If the free exercise of religion means anything, it means the government doesn’t get to tell the people what is important to them as a matter of conscience, they get to honor it.
When the government tells you what beliefs are approved, that looks much more like an establishment of religion rather than the free exercise of it.
The good news is that the Hobby Lobby decision rejected the idea that government can decide for individuals when an action is morally objectionable.

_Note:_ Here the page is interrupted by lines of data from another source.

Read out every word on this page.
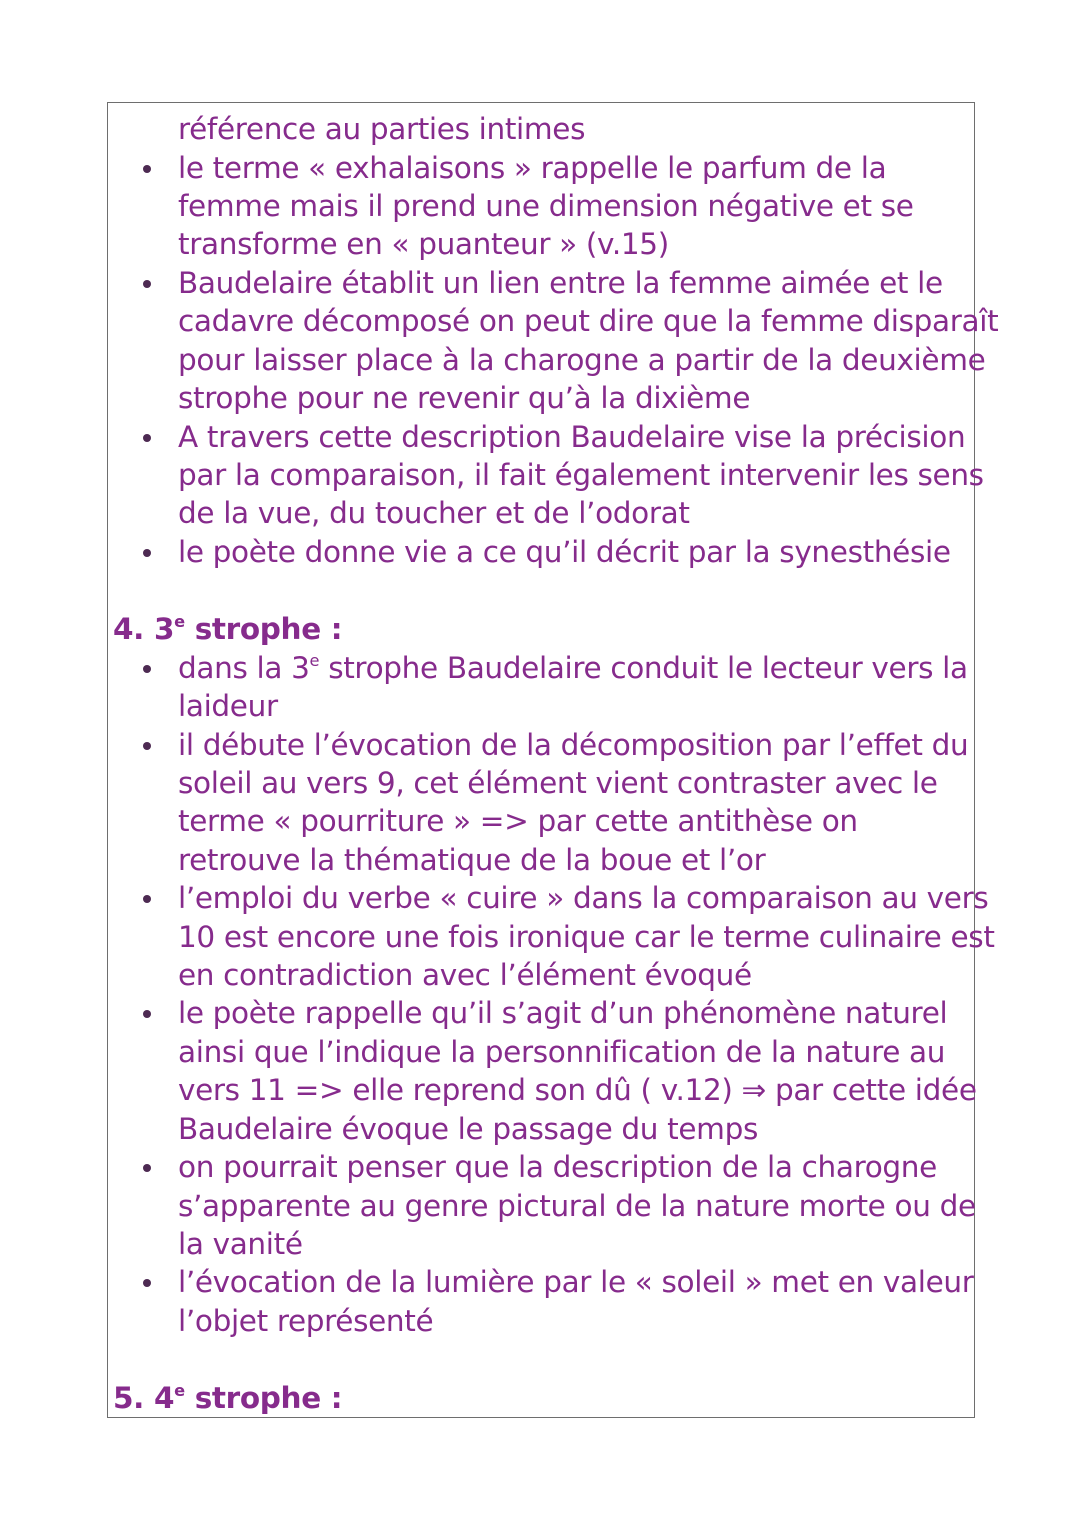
référence au parties intimes
le terme « exhalaisons » rappelle le parfum de la
femme mais il prend une dimension négative et se
transforme en « puanteur » (v.15)
Baudelaire établit un lien entre la femme aimée et le
cadavre décomposé on peut dire que la femme disparaît
pour laisser place à la charogne a partir de la deuxième
strophe pour ne revenir qu’à la dixième
A travers cette description Baudelaire vise la précision
par la comparaison, il fait également intervenir les sens
de la vue, du toucher et de l’odorat
le poète donne vie a ce qu’il décrit par la synesthésie
4. 3e strophe :
dans la 3e strophe Baudelaire conduit le lecteur vers la
laideur
il débute l’évocation de la décomposition par l’effet du
soleil au vers 9, cet élément vient contraster avec le
terme « pourriture » => par cette antithèse on
retrouve la thématique de la boue et l’or
l’emploi du verbe « cuire » dans la comparaison au vers
10 est encore une fois ironique car le terme culinaire est
en contradiction avec l’élément évoqué
le poète rappelle qu’il s’agit d’un phénomène naturel
ainsi que l’indique la personnification de la nature au
vers 11 => elle reprend son dû ( v.12) ⇒ par cette idée
Baudelaire évoque le passage du temps
on pourrait penser que la description de la charogne
s’apparente au genre pictural de la nature morte ou de
la vanité
l’évocation de la lumière par le « soleil » met en valeur
l’objet représenté
5. 4e strophe :
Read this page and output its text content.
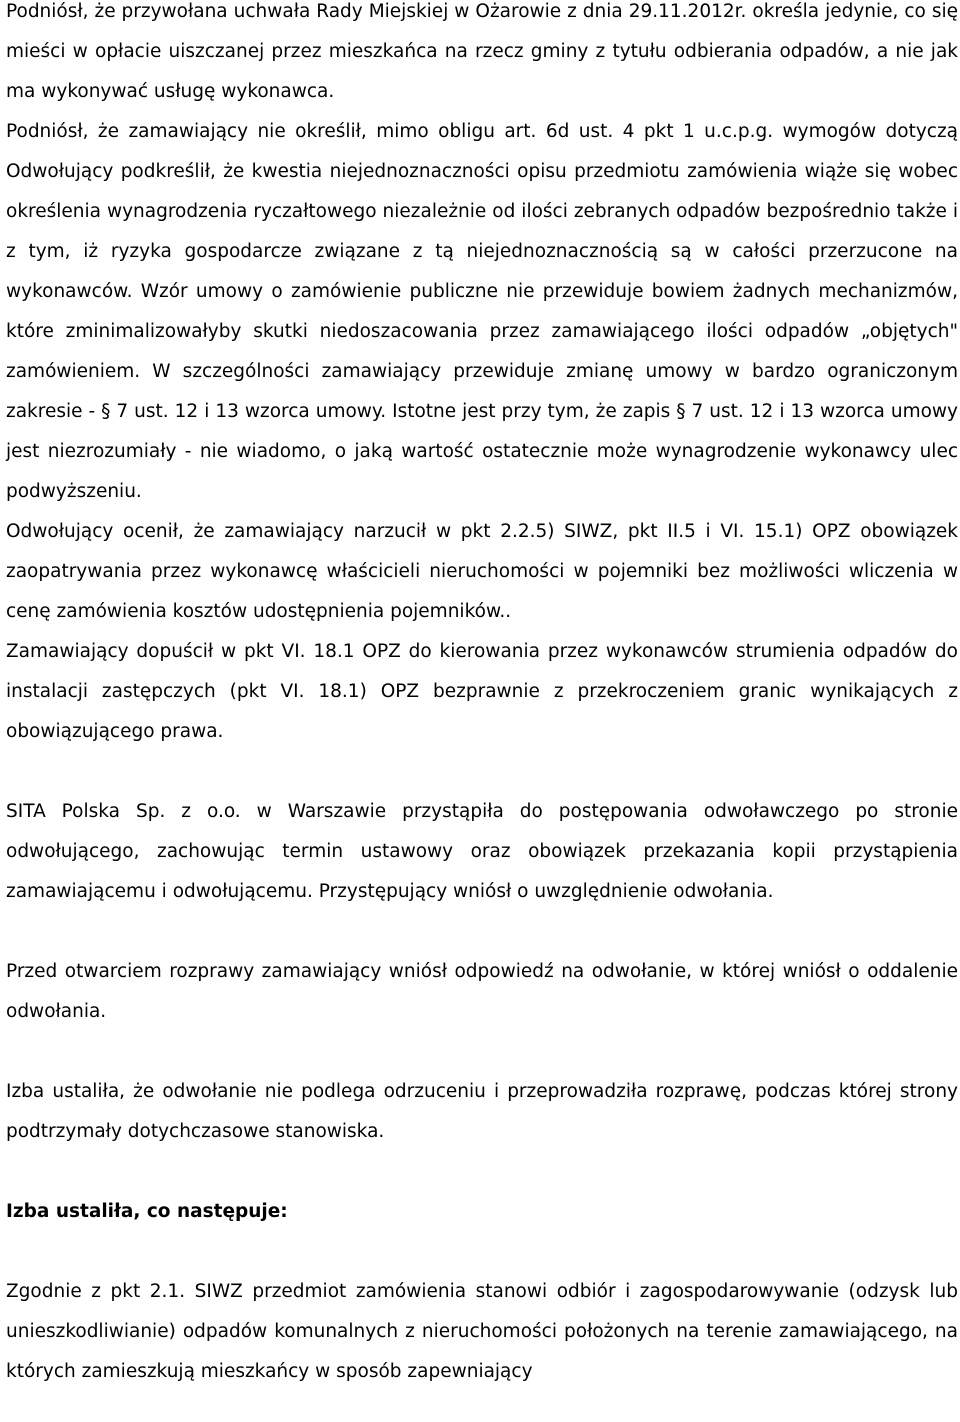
Podniósł, że przywołana uchwała Rady Miejskiej w Ożarowie z dnia 29.11.2012r. określa jedynie, co się mieści w opłacie uiszczanej przez mieszkańca na rzecz gminy z tytułu odbierania odpadów, a nie jak ma wykonywać usługę wykonawca.

Podniósł, że zamawiający nie określił, mimo obligu art. 6d ust. 4 pkt 1 u.c.p.g. wymogów dotyczą Odwołujący podkreślił, że kwestia niejednoznaczności opisu przedmiotu zamówienia wiąże się wobec określenia wynagrodzenia ryczałtowego niezależnie od ilości zebranych odpadów bezpośrednio także i z tym, iż ryzyka gospodarcze związane z tą niejednoznacznością są w całości przerzucone na wykonawców. Wzór umowy o zamówienie publiczne nie przewiduje bowiem żadnych mechanizmów, które zminimalizowałyby skutki niedoszacowania przez zamawiającego ilości odpadów „objętych" zamówieniem. W szczególności zamawiający przewiduje zmianę umowy w bardzo ograniczonym zakresie - § 7 ust. 12 i 13 wzorca umowy. Istotne jest przy tym, że zapis § 7 ust. 12 i 13 wzorca umowy jest niezrozumiały - nie wiadomo, o jaką wartość ostatecznie może wynagrodzenie wykonawcy ulec podwyższeniu.

Odwołujący ocenił, że zamawiający narzucił w pkt 2.2.5) SIWZ, pkt II.5 i VI. 15.1) OPZ obowiązek zaopatrywania przez wykonawcę właścicieli nieruchomości w pojemniki bez możliwości wliczenia w cenę zamówienia kosztów udostępnienia pojemników..

Zamawiający dopuścił w pkt VI. 18.1 OPZ do kierowania przez wykonawców strumienia odpadów do instalacji zastępczych (pkt VI. 18.1) OPZ bezprawnie z przekroczeniem granic wynikających z obowiązującego prawa.

SITA Polska Sp. z o.o. w Warszawie przystąpiła do postępowania odwoławczego po stronie odwołującego, zachowując termin ustawowy oraz obowiązek przekazania kopii przystąpienia zamawiającemu i odwołującemu. Przystępujący wniósł o uwzględnienie odwołania.

Przed otwarciem rozprawy zamawiający wniósł odpowiedź na odwołanie, w której wniósł o oddalenie odwołania.

Izba ustaliła, że odwołanie nie podlega odrzuceniu i przeprowadziła rozprawę, podczas której strony podtrzymały dotychczasowe stanowiska.

Izba ustaliła, co następuje:

Zgodnie z pkt 2.1. SIWZ przedmiot zamówienia stanowi odbiór i zagospodarowywanie (odzysk lub unieszkodliwianie) odpadów komunalnych z nieruchomości położonych na terenie zamawiającego, na których zamieszkują mieszkańcy w sposób zapewniający
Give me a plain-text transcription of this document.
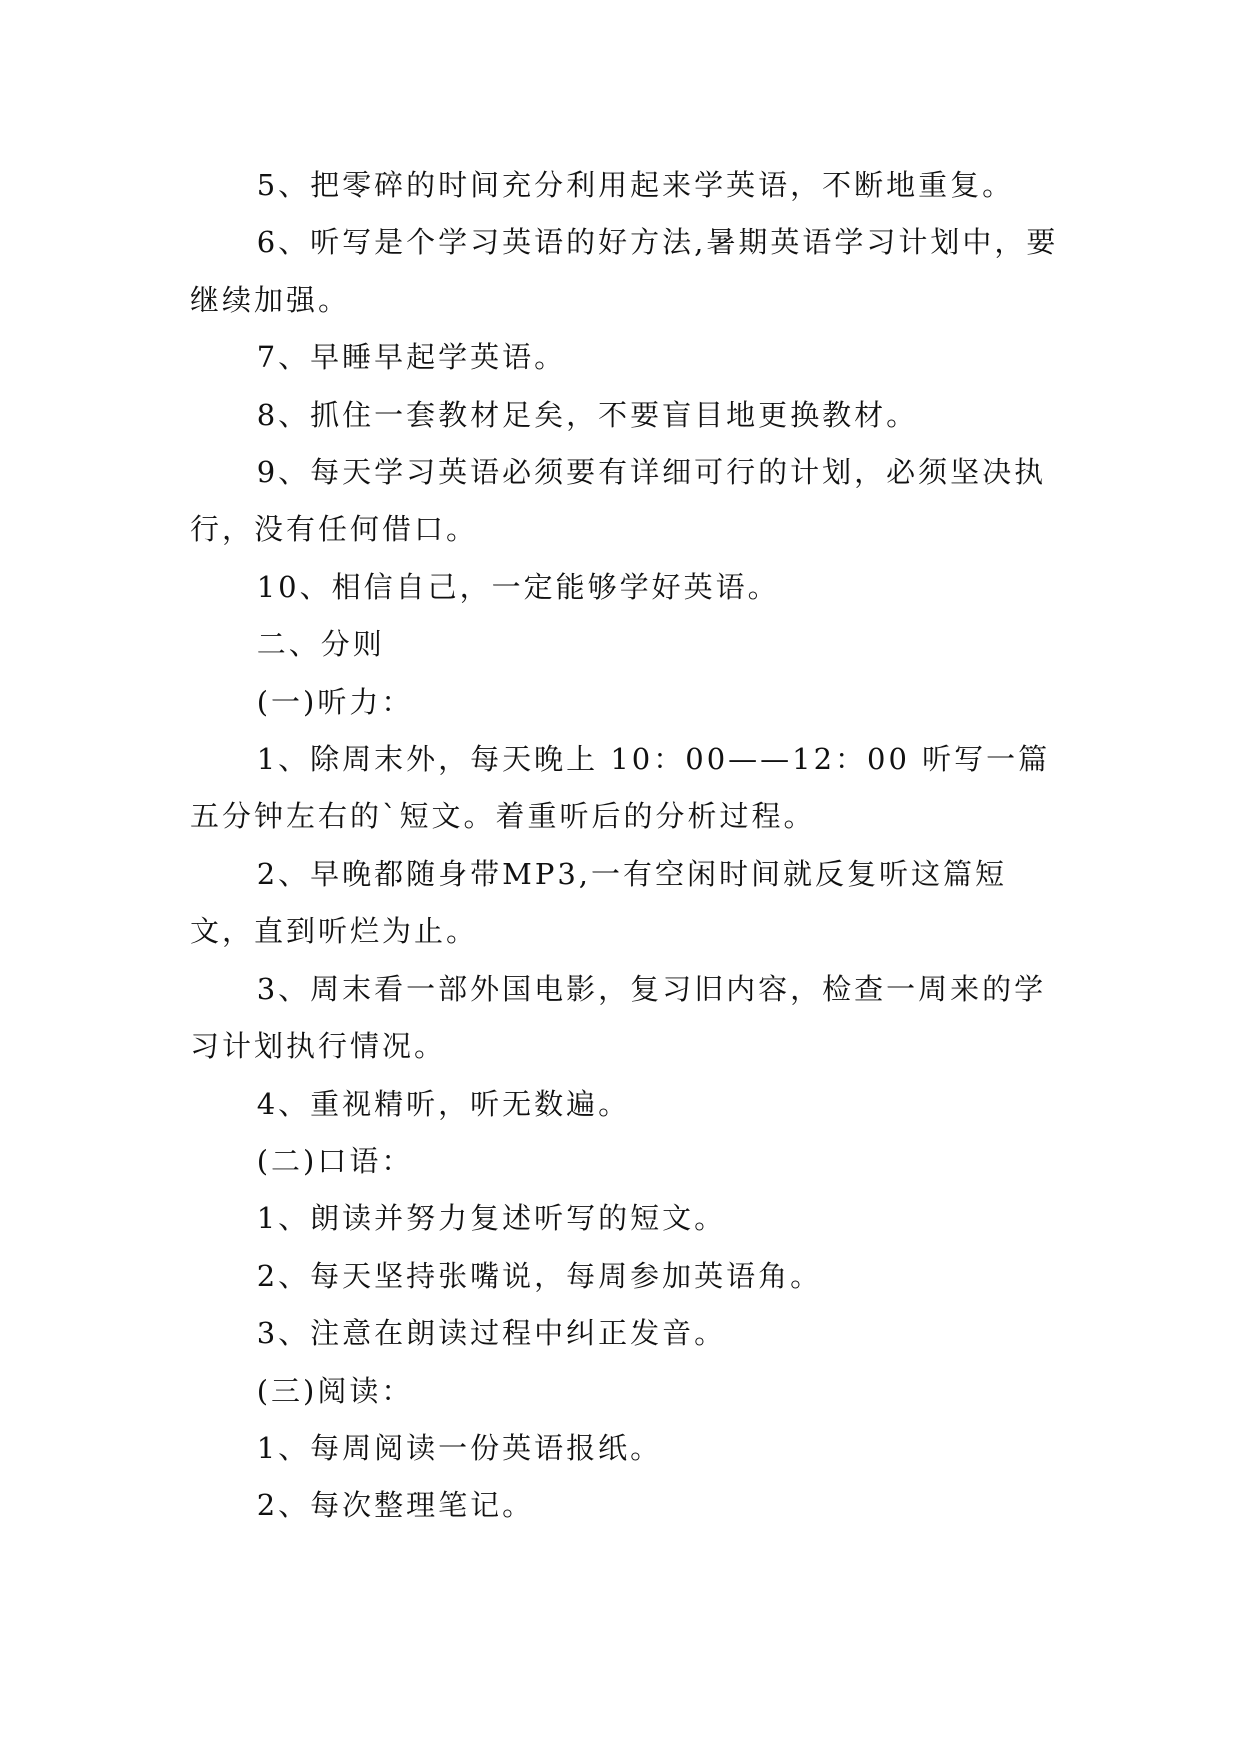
5、把零碎的时间充分利用起来学英语，不断地重复。

6、听写是个学习英语的好方法,暑期英语学习计划中，要继续加强。

7、早睡早起学英语。

8、抓住一套教材足矣，不要盲目地更换教材。

9、每天学习英语必须要有详细可行的计划，必须坚决执行，没有任何借口。

10、相信自己，一定能够学好英语。

二、分则

(一)听力：

1、除周末外，每天晚上 10：00——12：00 听写一篇五分钟左右的`短文。着重听后的分析过程。

2、早晚都随身带MP3,一有空闲时间就反复听这篇短文，直到听烂为止。

3、周末看一部外国电影，复习旧内容，检查一周来的学习计划执行情况。

4、重视精听，听无数遍。

(二)口语：

1、朗读并努力复述听写的短文。

2、每天坚持张嘴说，每周参加英语角。

3、注意在朗读过程中纠正发音。

(三)阅读：

1、每周阅读一份英语报纸。

2、每次整理笔记。
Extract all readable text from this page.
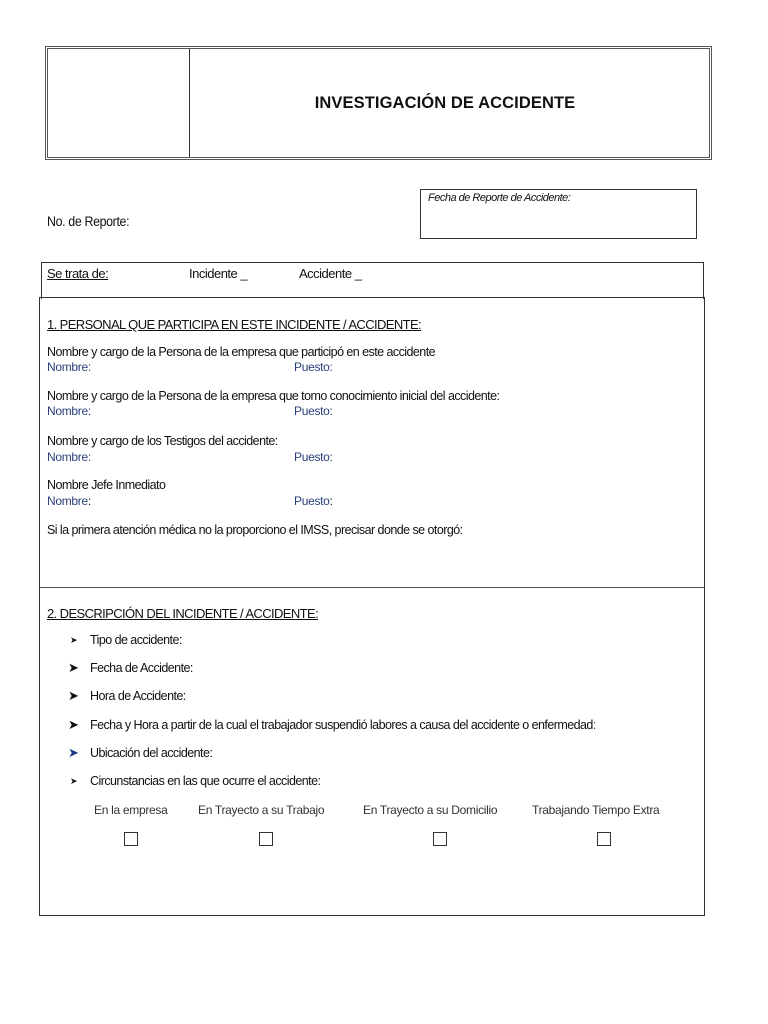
INVESTIGACIÓN DE ACCIDENTE
No. de Reporte:
Fecha de Reporte de Accidente:
Se trata de:	Incidente _	Accidente _
1. PERSONAL QUE PARTICIPA EN ESTE INCIDENTE / ACCIDENTE:
Nombre y cargo de la Persona de la empresa que participó en este accidente
Nombre:	Puesto:
Nombre y cargo de la Persona de la empresa que tomo conocimiento inicial del accidente:
Nombre:	Puesto:
Nombre y cargo de los Testigos del accidente:
Nombre:	Puesto:
Nombre Jefe Inmediato
Nombre:	Puesto:
Si la primera atención médica no la proporciono el IMSS, precisar donde se otorgó:
2. DESCRIPCIÓN DEL INCIDENTE / ACCIDENTE:
➤	Tipo de accidente:
➤ Fecha de Accidente:
➤ Hora de Accidente:
➤ Fecha y Hora a partir de la cual el trabajador suspendió labores a causa del accidente o enfermedad :
➤ Ubicación del accidente:
➤	Circunstancias en las que ocurre el accidente:
En la empresa	En Trayecto a su Trabajo	En Trayecto a su Domicilio	Trabajando Tiempo Extra
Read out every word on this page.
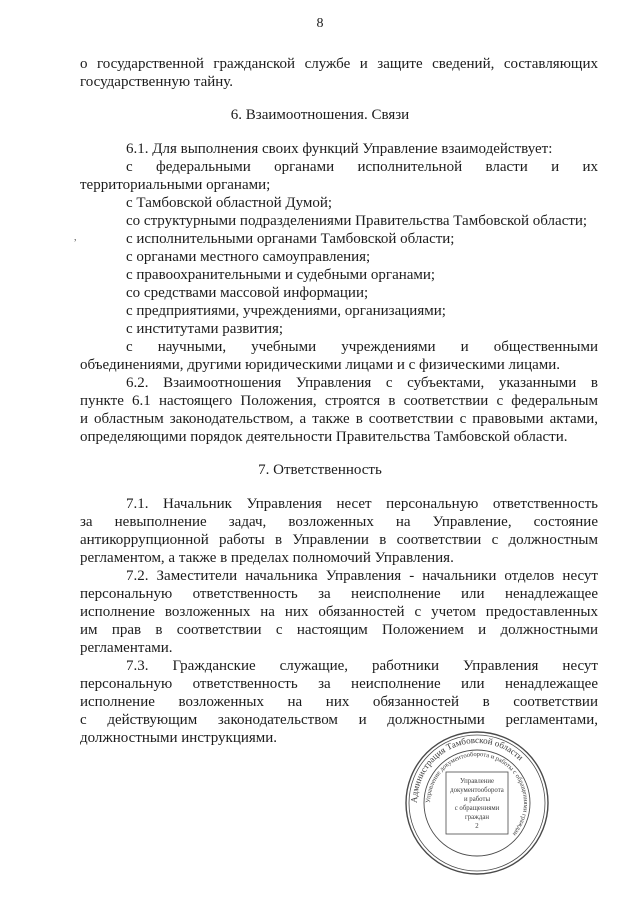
8
о государственной гражданской службе и защите сведений, составляющих
государственную тайну.
6. Взаимоотношения. Связи
6.1. Для выполнения своих функций Управление взаимодействует:
с федеральными органами исполнительной власти и их
территориальными органами;
с Тамбовской областной Думой;
со структурными подразделениями Правительства Тамбовской области;
с исполнительными органами Тамбовской области;
с органами местного самоуправления;
с правоохранительными и судебными органами;
со средствами массовой информации;
с предприятиями, учреждениями, организациями;
с институтами развития;
с научными, учебными учреждениями и общественными
объединениями, другими юридическими лицами и с физическими лицами.
6.2. Взаимоотношения Управления с субъектами, указанными в
пункте 6.1 настоящего Положения, строятся в соответствии с федеральным
и областным законодательством, а также в соответствии с правовыми актами,
определяющими порядок деятельности Правительства Тамбовской области.
7. Ответственность
7.1. Начальник Управления несет персональную ответственность
за невыполнение задач, возложенных на Управление, состояние
антикоррупционной работы в Управлении в соответствии с должностным
регламентом, а также в пределах полномочий Управления.
7.2. Заместители начальника Управления - начальники отделов несут
персональную ответственность за неисполнение или ненадлежащее
исполнение возложенных на них обязанностей с учетом предоставленных
им прав в соответствии с настоящим Положением и должностными
регламентами.
7.3. Гражданские служащие, работники Управления несут
персональную ответственность за неисполнение или ненадлежащее
исполнение возложенных на них обязанностей в соответствии
с действующим законодательством и должностными регламентами,
должностными инструкциями.
,
Администрация Тамбовской области
Управление документооборота и работы с обращениями граждан
Управление
документооборота
и работы
с обращениями
граждан
2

Justice Alito, in the majority opinion, wrote, “[The objection to the mandate] implicates a difficult and important question of religion and moral philosophy, namely, the circumstances under which it is wrong for a person to perform an act that is innocent in itself but that has the effect of enabling or facilitating the commission of an immoral act by another. Arrogating the authority to provide a binding national answer to this religious and philosophical question, HHS and the principal dissent in effect tell the plaintiffs that their beliefs are flawed. For good reason, we have repeatedly refused to take such a step.”
He continued, “it is not for us to say that their religious beliefs are mistaken or insubstantial.”
This seems like good news for Little Sisters of the Poor.
The government’s argument that religious organizations should be content with the accommodation being offered appears to have been rejected on the grounds that the government doesn’t get to dictate to its subjects err… the people…what is acceptable to them on moral grounds.
If, as we hope they will, the Supreme Court agrees that the contraception mandate violates the religious freedom of non-profit organizations as well, then we can go back to figuring out who thought it was critical to guarantee birth control coverage for an order of nuns in the first place.